Showcasing the highest of high concepts, Ratatouille asks the question: what if a rat wanted to become a high class chef? The rat in question, Remy (Patton Oswalt), is passionate about food but of course has to contend with his species as a seemingly insurmountable barrier to success. But after teaming up with kitchen hand and decidedly untalented chef Linguini (Lou Romano), Remy seems destined to become living proof of the credo of his culinary hero Auguste Gusteau (Brad Garrett) that "anyone can cook".
Rewatching Ratatouille served to confirm what I had found impressive as well as what I had been less impressed by on its initial release. The top quality animation, although something that can almost be seen as a given for any Pixar film, is nonetheless still incredible, possibly the most beautiful of any Pixar outing before or since. The realisation of Paris, from the artistic skyline to the rat's-eye-view of the cobbled streets, is superb. So too is the film's presentation of one of its key elements: food. From crusty baguettes to plump grapes, Disney's premier CGI wizards create a visual feast so sumptuous that your salivary glands may go into overload as your brain begins to pleasantly forget that the treats you're seeing are no more real than the anthropomorphic rat standing next to them.
There's also no doubting that Ratatouille is great fun with some fantastically realised humour here and there. However, there are problems. Remy, whilst no Woody or Wall-E, is a loveable hero to root for. But whilst Woody is so much more than just a cowboy doll and Wall-E greater than the waste-processing robot he was built to be, Remy seemingly only has one string to his bow. He's a rat who wants to cook, and that's it. There is unfortunately something missing from Remy to make him a truly memorable Pixar protagonist.

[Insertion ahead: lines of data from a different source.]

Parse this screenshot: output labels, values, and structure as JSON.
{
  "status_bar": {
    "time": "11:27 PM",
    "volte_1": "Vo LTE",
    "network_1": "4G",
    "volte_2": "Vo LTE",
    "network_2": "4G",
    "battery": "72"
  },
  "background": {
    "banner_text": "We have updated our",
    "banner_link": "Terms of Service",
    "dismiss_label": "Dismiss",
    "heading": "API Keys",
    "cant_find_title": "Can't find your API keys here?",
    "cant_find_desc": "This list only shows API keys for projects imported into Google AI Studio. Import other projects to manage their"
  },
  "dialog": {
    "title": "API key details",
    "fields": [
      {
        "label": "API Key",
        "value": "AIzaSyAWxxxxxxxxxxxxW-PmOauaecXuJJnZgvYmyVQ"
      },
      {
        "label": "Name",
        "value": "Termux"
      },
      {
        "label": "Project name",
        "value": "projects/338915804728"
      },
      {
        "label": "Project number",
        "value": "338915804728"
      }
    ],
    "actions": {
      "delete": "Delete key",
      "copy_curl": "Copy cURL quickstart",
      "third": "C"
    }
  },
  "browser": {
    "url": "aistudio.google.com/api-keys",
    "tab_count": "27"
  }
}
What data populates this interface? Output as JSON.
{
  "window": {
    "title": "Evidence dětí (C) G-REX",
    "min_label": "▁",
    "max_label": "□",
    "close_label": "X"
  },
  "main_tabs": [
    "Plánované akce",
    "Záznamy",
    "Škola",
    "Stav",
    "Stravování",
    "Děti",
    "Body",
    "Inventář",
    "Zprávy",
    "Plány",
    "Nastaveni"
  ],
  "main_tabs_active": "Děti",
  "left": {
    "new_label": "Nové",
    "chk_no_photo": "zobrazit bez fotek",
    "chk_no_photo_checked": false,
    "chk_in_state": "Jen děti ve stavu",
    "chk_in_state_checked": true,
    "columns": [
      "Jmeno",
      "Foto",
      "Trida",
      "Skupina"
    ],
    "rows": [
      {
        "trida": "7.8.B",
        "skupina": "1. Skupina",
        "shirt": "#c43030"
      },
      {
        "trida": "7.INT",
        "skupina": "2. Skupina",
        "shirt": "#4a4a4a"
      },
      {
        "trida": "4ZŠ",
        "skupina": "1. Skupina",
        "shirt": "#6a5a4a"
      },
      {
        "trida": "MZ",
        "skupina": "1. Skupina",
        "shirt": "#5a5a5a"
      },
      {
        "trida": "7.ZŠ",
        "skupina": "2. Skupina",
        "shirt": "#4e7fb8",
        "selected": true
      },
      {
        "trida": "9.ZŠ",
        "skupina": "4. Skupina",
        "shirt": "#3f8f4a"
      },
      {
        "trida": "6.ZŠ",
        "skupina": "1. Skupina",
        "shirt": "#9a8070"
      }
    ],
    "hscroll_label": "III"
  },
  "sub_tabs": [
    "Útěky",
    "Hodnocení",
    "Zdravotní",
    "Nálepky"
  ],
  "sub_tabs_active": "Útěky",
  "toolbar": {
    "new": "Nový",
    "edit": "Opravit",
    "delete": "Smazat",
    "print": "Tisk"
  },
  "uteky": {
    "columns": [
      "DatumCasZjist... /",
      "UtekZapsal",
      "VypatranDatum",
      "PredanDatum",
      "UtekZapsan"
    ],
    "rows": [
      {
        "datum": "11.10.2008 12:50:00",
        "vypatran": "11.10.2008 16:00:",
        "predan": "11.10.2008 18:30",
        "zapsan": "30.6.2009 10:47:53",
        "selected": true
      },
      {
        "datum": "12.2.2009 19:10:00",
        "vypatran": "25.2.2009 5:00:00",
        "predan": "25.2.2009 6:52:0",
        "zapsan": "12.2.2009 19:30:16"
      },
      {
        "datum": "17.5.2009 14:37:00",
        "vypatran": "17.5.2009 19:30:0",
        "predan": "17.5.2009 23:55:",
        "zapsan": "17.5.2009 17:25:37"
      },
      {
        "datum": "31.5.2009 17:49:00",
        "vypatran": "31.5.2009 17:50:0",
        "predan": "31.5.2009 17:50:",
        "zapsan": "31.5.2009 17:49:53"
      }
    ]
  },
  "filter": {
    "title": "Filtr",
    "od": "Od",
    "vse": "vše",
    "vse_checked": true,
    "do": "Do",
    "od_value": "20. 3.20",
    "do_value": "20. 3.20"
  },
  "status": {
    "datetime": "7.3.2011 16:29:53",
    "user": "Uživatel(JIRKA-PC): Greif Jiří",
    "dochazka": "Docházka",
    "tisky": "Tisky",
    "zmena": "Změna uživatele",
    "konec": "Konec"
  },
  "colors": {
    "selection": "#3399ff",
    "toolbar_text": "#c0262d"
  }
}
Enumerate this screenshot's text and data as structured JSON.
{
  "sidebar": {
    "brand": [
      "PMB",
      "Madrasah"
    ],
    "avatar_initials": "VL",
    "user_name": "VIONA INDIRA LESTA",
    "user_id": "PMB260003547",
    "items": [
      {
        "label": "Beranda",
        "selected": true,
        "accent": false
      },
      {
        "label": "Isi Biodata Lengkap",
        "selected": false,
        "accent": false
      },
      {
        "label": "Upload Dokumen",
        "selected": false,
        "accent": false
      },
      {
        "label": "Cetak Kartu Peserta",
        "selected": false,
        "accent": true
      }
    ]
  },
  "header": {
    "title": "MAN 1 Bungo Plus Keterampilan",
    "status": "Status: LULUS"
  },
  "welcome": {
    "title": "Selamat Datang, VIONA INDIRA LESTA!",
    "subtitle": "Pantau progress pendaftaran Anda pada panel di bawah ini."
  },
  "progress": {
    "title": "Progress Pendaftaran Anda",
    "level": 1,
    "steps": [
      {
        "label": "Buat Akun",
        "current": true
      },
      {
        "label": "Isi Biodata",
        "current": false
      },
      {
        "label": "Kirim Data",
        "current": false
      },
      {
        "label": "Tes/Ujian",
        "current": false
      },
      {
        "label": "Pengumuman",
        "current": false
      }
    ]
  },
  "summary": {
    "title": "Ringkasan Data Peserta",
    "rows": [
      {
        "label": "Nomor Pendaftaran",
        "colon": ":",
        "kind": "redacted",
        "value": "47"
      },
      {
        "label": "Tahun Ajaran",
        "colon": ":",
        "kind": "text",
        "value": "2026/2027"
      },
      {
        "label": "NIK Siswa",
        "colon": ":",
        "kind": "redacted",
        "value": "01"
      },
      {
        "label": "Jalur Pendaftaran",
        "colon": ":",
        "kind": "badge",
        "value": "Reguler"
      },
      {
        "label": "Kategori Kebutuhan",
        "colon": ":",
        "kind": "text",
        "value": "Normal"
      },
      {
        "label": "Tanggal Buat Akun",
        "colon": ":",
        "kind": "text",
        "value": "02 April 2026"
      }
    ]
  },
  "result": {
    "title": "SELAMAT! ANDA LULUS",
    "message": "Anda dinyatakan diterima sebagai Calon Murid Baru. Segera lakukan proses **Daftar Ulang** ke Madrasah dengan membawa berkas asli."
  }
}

There are problems elsewhere in the cast, which is solid but with no outstanding performances. Linguini's back story feels underdeveloped; his romance too with fellow chef Colette (Janeane Garofalo) is somewhat flimsy, with only a single montage sequence and short Bergerac-esque scene involving Remy to move them from an unwilling professional pair to romantically linked couple. Even veteran Peter O'Toole in full scenery-chewing mode as the antagonistic food critic Anton Ego can't distract from the fact that his character is - aside from one brief flashback - decidedly lacking in depth. Away from the human race, Remy's brother Emile (Peter Sohn) and his father Django (Brian Dennehy) also feel disappointingly one-note, afforded too little screen time to become genuinely memorable.
The plot too has pacing issues, with a rushed start in media res, and a finale I find more unsatisfying the more I think about the unnecessary loose ends and nagging questions it leaves. In fact, with so many issues, I should really be congratulating Pixar on making a film I genuinely did enjoy, and will almost certainly enjoy upon any future viewings. I suppose my major gripe with Ratatouille is that it;s a film that you'll enjoy as long as you don't think too carefully about it. But when I watch a Pixar film, I want to think about it. That's what Pixar do best: intelligent, intricately thought-out animation. If I didn't want to think about it, I'd put on something by Dreamworks. Ratatouille ultimately comes out as too much style over substance. It's undeniably gorgeous, but delve a little deeper and this is missing some key ingredients of the studios more impressive works.